Interneuron cell-based therapy in AD and related models: During brain development, embryonic interneuron precursors are generated in the medial ganglionic eminence (MGE) and retain a remarkable capacity for migration and integration in adult host brains, where they fully mature into functional inhibitory interneurons. Thus, MGE, or MGE-like, precursors provide a great opportunity for cell-based therapy in animal models of neurological disorders linked to impaired inhibitory function. We discovered that transplanting Nav1.1-overexpressing, but not wildtype, MGE-derived interneurons enhanced behavior-related modulation of gamma oscillatory activity, reduced network hypersynchrony, and improved cognitive function in hAPP mice. Interestingly, Nav1.1-deficient interneuron transplants were sufficient to cause behavioral abnormalities in wild-type mice, indicating the key functional role of interneurons and Nav1.1 for cognitive functions.
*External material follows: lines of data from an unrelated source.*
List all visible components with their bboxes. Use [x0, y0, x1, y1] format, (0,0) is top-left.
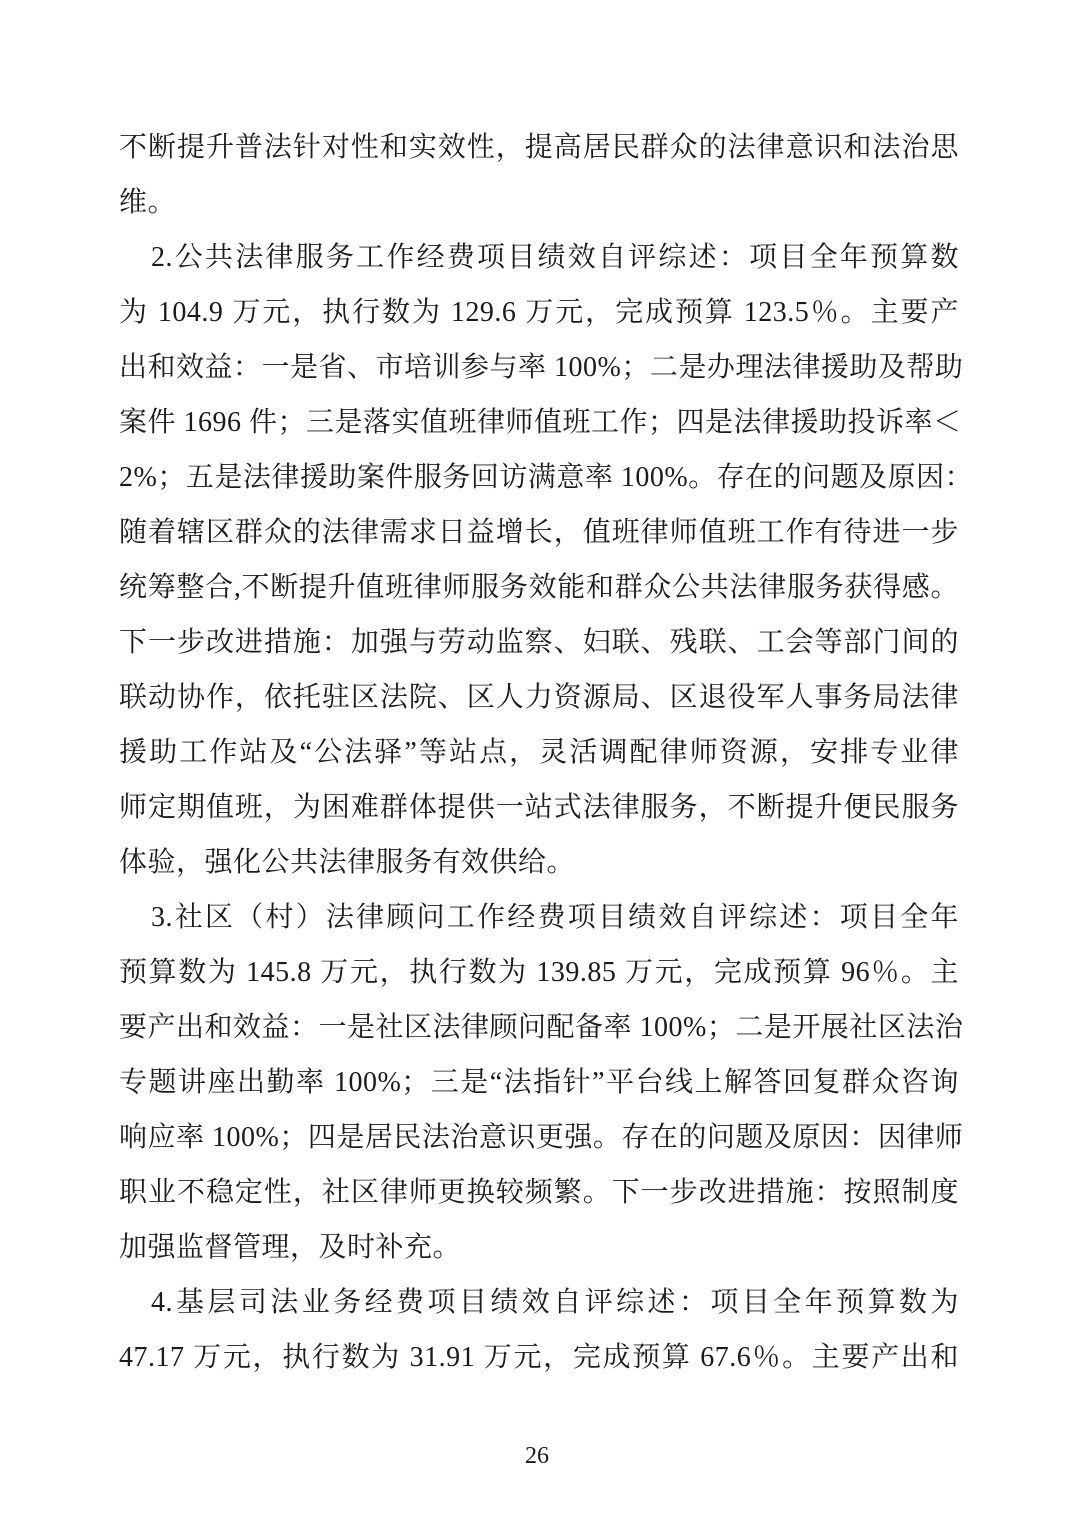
document-line: 出和效益：一是省、市培训参与率 100%；二是办理法律援助及帮助 [119, 340, 959, 395]
document-line: 2.公共法律服务工作经费项目绩效自评综述：项目全年预算数 [119, 230, 959, 285]
document-line: 援助工作站及“公法驿”等站点，灵活调配律师资源，安排专业律 [119, 725, 959, 780]
document-line: 联动协作，依托驻区法院、区人力资源局、区退役军人事务局法律 [119, 670, 959, 725]
document-line: 维。 [119, 175, 959, 230]
page-footer: 26 [0, 1438, 1074, 1474]
document-line: 4.基层司法业务经费项目绩效自评综述：项目全年预算数为 [119, 1275, 959, 1330]
document-line: 职业不稳定性，社区律师更换较频繁。下一步改进措施：按照制度 [119, 1165, 959, 1220]
document-line: 体验，强化公共法律服务有效供给。 [119, 835, 959, 890]
document-line: 案件 1696 件；三是落实值班律师值班工作；四是法律援助投诉率＜ [119, 395, 959, 450]
document-line: 响应率 100%；四是居民法治意识更强。存在的问题及原因：因律师 [119, 1110, 959, 1165]
document-line: 不断提升普法针对性和实效性，提高居民群众的法律意识和法治思 [119, 120, 959, 175]
document-line: 要产出和效益：一是社区法律顾问配备率 100%；二是开展社区法治 [119, 1000, 959, 1055]
page-number: 26 [525, 1443, 549, 1469]
document-line: 加强监督管理，及时补充。 [119, 1220, 959, 1275]
document-body: 不断提升普法针对性和实效性，提高居民群众的法律意识和法治思维。2.公共法律服务工… [119, 120, 959, 1385]
document-page: 不断提升普法针对性和实效性，提高居民群众的法律意识和法治思维。2.公共法律服务工… [0, 0, 1074, 1520]
document-line: 2%；五是法律援助案件服务回访满意率 100%。存在的问题及原因： [119, 450, 959, 505]
document-line: 下一步改进措施：加强与劳动监察、妇联、残联、工会等部门间的 [119, 615, 959, 670]
document-line: 专题讲座出勤率 100%；三是“法指针”平台线上解答回复群众咨询 [119, 1055, 959, 1110]
document-line: 随着辖区群众的法律需求日益增长，值班律师值班工作有待进一步 [119, 505, 959, 560]
document-line: 为 104.9 万元，执行数为 129.6 万元，完成预算 123.5％。主要产 [119, 285, 959, 340]
document-line: 师定期值班，为困难群体提供一站式法律服务，不断提升便民服务 [119, 780, 959, 835]
document-line: 统筹整合,不断提升值班律师服务效能和群众公共法律服务获得感。 [119, 560, 959, 615]
document-line: 47.17 万元，执行数为 31.91 万元，完成预算 67.6％。主要产出和 [119, 1330, 959, 1385]
document-line: 预算数为 145.8 万元，执行数为 139.85 万元，完成预算 96％。主 [119, 945, 959, 1000]
document-line: 3.社区（村）法律顾问工作经费项目绩效自评综述：项目全年 [119, 890, 959, 945]
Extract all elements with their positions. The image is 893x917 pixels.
These findings highlight the potential of Nav1.1 and inhibitory interneurons as a therapeutic target in AD and that disease-specific molecular optimization of cell transplants may be required to ensure therapeutic benefits in different conditions.
Translational focus: We hope to translate our basic research to develop novel treatments. We are evaluating the therapeutic potential of interneuron-based interventions by using cell-based therapy and pharmacology. We established formal partnerships with major pharmaceutical and biotechnology companies to develop compounds or identify targets that enhance interneuron function or restore brain rhythms in models of AD and epilepsy. We are currently developing small molecule Nav1.1 activators that increase Nav1.1 currents and interneuron-dependent gamma oscillations in vitro and in vivo to develop novel therapies for conditions with impaired interneuron function, including AD and Dravet syndrome.
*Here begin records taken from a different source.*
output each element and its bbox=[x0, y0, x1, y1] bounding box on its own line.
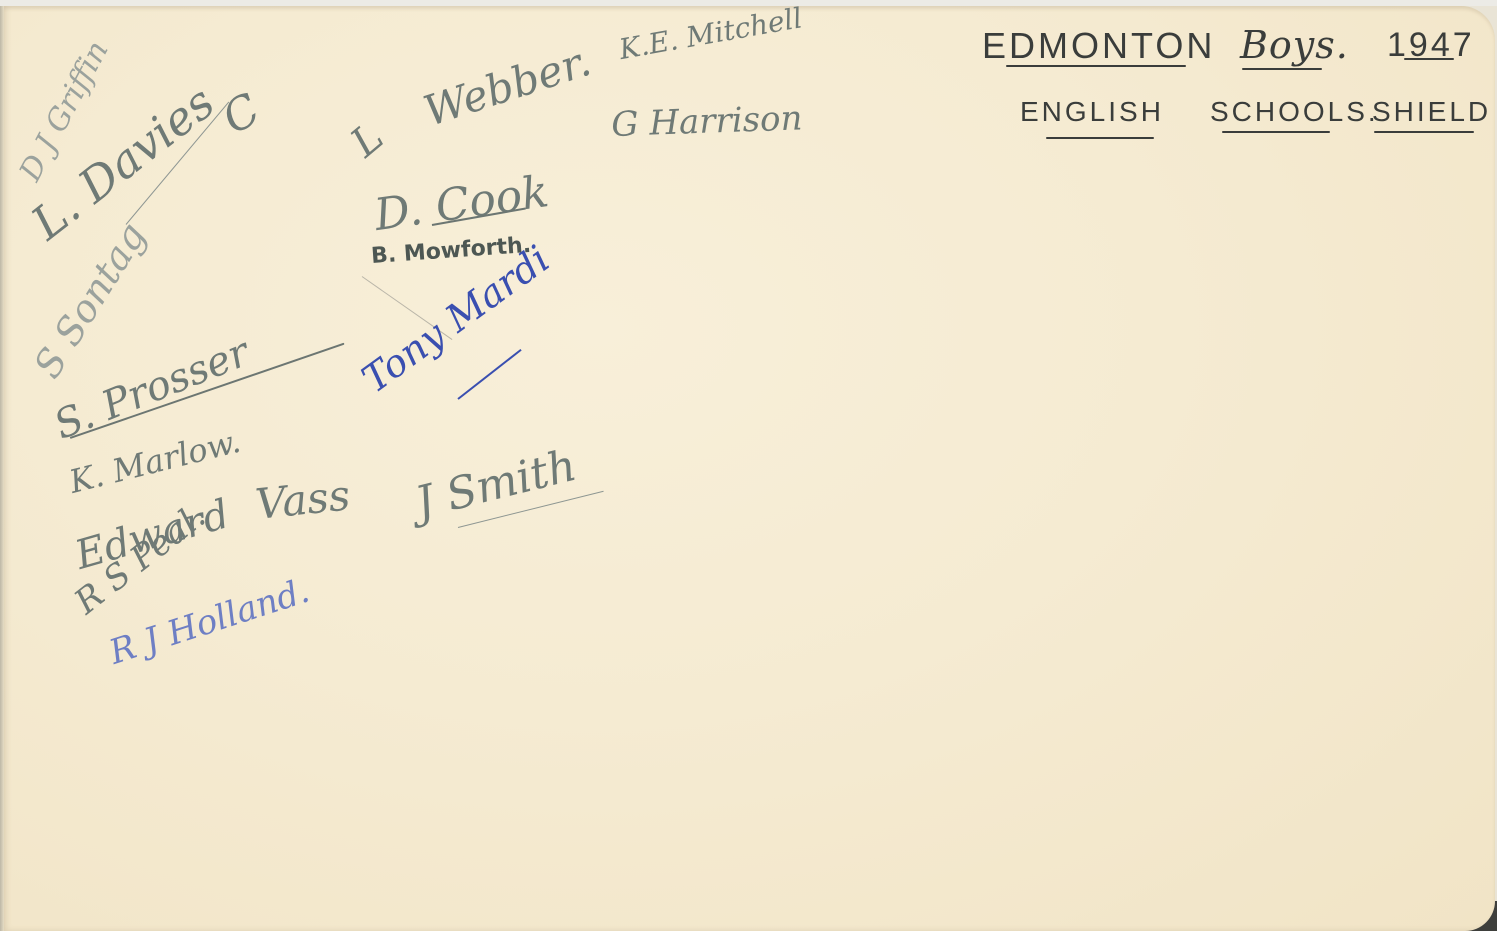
header-word-english: ENGLISH bbox=[1020, 98, 1164, 126]
signature-smith: J Smith bbox=[411, 444, 580, 526]
signature-davies-mark: C bbox=[216, 87, 267, 142]
signature-sontag: S Sontag bbox=[28, 217, 152, 384]
header-word-shield: SHIELD bbox=[1372, 98, 1491, 126]
album-page-photo: EDMONTON Boys. 1947 ENGLISH SCHOOLS. SHI… bbox=[0, 0, 1497, 931]
signature-cook: D. Cook bbox=[372, 170, 551, 238]
header-underline-team bbox=[1006, 65, 1186, 67]
mardi-underline bbox=[457, 349, 521, 400]
binding-edge bbox=[0, 6, 4, 931]
header-team: EDMONTON bbox=[982, 28, 1215, 64]
signature-webber: Webber. bbox=[419, 40, 596, 133]
signature-holland: R J Holland. bbox=[105, 574, 313, 670]
header-underline-schools bbox=[1222, 131, 1330, 133]
signature-harrison: G Harrison bbox=[611, 101, 803, 142]
signature-webber-initial: L bbox=[344, 116, 390, 164]
header-underline-boys bbox=[1242, 68, 1322, 70]
autograph-page: EDMONTON Boys. 1947 ENGLISH SCHOOLS. SHI… bbox=[2, 6, 1495, 931]
header-category: Boys. bbox=[1240, 26, 1349, 64]
signature-mitchell: K.E. Mitchell bbox=[617, 6, 804, 64]
header-word-schools: SCHOOLS. bbox=[1210, 98, 1379, 126]
header-underline-year bbox=[1404, 58, 1454, 60]
signature-vass: Vass bbox=[254, 474, 352, 526]
header-underline-english bbox=[1046, 137, 1154, 139]
header-underline-shield bbox=[1374, 131, 1474, 133]
header-year: 1947 bbox=[1387, 28, 1475, 62]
Our current short- and long-term research questions include:
• Does epileptiform activity or network hypersynchrony contribute to AD pathology and cognitive dysfunction in AD and related mouse models?
• Do impaired inhibitory interneurons contribute to altered oscillatory activity and network hypersynchrony?
• Can we identify small-molecule Nav1.1 activators to enhance gamma oscillations in vivo?
• Do inhibitory interneuron cell types have altered molecular profile in AD and related mouse models?
• What are the functional alterations of principal and interneuron cell types in vivo at the single-cell level in mouse models of AD?
• Are synaptic depression and aberrant excitatory neuronal activity mechanistically related?
• What are the molecular mechanisms of hAPP/A-induced epileptiform activity and interneuron dysfunction?
• Is hAPP/A part of a homeostatic mechanism controlling neuronal activity, and is it dysregulated in AD?
• Can we restore cognitive function in AD by enhancing interneuron function?